I am a huge fan of Philippa Gregory. I am working on reading everyone of her books. So far they have all been pretty good. When I saw this book, I had to get it right away. I am in the middle of another book, but I couldn't wait to start this one. I can't finish it. I just can't.
This book is so haunting and so horrifying that I can't read it. It is giving me nightmares and my heartaches from the utter evil that human beings had to endure through the days of slave trade. I say "human beings" because through out the book the kidnapped Africans are called everything but humans. They call them animals, they call them stupid, they call them property. YES, I have heard all this before, but never have I been taken on the journey from Africa through the voice of one of the humans abducted. Read this if you can stomach the details of children raped, murdered and people beaten to death (let me say again, it is described in detail). Philippa Gregory is a spectacular author, I adore her and I appreciate that she told it like it is.
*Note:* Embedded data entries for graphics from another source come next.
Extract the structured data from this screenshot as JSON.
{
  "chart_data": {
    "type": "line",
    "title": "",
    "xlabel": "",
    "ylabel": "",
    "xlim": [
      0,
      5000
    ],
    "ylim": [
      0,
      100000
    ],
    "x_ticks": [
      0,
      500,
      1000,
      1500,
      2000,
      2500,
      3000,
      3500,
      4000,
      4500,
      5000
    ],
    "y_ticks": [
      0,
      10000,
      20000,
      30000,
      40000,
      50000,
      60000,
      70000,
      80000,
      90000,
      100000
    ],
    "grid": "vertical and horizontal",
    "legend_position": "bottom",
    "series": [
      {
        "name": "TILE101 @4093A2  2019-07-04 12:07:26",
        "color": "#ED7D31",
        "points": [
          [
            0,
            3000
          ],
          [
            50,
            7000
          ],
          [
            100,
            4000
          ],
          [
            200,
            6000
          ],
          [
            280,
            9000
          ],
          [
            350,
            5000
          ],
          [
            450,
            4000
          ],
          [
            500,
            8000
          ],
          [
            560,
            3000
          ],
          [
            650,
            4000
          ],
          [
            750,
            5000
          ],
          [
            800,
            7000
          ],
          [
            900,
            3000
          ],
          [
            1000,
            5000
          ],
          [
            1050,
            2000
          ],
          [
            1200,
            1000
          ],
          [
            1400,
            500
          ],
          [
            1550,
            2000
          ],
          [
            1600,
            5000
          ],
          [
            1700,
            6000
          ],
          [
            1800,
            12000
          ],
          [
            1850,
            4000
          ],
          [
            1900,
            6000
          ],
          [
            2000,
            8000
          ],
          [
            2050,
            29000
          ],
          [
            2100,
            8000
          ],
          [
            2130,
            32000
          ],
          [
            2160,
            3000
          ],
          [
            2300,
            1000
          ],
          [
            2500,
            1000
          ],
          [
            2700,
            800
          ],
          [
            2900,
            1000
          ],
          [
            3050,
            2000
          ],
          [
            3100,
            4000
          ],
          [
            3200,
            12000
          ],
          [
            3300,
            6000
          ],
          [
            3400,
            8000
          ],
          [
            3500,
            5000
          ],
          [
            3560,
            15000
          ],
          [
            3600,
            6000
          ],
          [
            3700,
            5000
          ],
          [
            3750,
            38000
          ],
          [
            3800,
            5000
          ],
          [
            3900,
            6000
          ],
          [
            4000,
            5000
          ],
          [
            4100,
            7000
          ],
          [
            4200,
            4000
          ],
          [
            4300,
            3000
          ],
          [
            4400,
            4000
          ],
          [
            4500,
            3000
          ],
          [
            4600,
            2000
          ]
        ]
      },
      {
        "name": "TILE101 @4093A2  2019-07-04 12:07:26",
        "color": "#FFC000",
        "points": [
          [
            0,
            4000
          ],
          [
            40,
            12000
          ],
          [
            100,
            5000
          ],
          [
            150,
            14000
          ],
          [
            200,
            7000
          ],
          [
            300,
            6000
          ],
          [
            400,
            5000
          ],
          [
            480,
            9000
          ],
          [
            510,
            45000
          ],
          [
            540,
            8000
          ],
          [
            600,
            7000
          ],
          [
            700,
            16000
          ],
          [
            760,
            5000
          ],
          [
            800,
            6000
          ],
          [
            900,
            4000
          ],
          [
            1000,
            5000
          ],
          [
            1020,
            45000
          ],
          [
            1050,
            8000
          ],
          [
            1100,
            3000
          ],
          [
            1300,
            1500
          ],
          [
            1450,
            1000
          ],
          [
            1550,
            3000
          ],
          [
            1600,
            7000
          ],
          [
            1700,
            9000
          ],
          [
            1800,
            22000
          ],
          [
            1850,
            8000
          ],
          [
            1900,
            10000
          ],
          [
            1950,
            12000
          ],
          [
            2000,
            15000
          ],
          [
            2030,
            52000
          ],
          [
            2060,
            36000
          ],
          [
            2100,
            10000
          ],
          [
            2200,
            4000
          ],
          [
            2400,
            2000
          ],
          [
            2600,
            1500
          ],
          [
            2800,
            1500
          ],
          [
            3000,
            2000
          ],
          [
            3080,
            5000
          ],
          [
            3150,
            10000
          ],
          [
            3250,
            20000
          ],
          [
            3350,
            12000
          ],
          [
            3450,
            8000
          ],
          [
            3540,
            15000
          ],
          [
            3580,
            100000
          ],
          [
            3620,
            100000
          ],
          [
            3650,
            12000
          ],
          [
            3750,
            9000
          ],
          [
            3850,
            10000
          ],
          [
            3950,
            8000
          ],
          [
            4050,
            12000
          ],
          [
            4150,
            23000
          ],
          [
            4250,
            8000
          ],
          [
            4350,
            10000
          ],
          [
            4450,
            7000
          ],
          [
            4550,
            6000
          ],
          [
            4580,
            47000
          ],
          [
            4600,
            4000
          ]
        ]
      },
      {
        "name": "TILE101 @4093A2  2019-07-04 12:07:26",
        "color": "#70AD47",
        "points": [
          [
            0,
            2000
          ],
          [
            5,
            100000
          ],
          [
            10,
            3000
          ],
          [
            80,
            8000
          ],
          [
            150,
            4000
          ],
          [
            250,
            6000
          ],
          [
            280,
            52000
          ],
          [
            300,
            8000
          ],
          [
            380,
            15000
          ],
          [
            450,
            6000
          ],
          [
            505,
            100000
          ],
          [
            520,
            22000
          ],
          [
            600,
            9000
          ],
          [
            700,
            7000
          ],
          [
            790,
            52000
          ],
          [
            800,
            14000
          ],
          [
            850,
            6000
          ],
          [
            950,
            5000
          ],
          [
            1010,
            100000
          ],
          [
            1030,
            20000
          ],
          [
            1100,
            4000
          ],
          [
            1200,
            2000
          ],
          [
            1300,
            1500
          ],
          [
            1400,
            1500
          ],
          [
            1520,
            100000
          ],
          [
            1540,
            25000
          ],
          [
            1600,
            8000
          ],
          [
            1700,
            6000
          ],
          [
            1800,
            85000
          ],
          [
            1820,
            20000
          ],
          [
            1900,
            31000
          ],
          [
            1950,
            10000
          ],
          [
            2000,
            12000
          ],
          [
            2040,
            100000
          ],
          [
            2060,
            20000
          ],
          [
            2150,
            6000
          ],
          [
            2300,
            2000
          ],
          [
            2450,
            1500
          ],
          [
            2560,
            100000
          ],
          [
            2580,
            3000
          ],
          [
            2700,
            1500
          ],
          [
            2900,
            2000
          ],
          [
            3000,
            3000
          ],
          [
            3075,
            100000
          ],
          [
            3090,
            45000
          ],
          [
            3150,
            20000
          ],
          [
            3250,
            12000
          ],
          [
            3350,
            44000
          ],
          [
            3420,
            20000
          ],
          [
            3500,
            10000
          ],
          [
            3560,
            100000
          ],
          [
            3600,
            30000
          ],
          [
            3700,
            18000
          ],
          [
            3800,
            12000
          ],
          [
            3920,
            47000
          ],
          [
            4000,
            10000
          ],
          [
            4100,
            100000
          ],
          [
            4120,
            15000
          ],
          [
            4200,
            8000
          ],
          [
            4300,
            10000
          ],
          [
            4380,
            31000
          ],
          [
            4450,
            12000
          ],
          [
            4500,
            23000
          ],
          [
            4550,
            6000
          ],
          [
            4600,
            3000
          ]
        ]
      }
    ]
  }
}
I do find it interesting that she choose to have the setting in England rather than America. I wonder what made her decide to do that. I wonder if she thought it would be less difficult for Americans to handle if they thought it was someone else committing these crimes against humanity?
Maybe I need to continue to read this. Look at how much I have thought about this and what it has sparked in me.
Let me just add, this is required reading at the high school here where I live. I just don't know how I feel about that. I was always totally against censorship and I still am. I just don't know why of all the good pieces of literature out there we need to feed this kind of violence to high school students.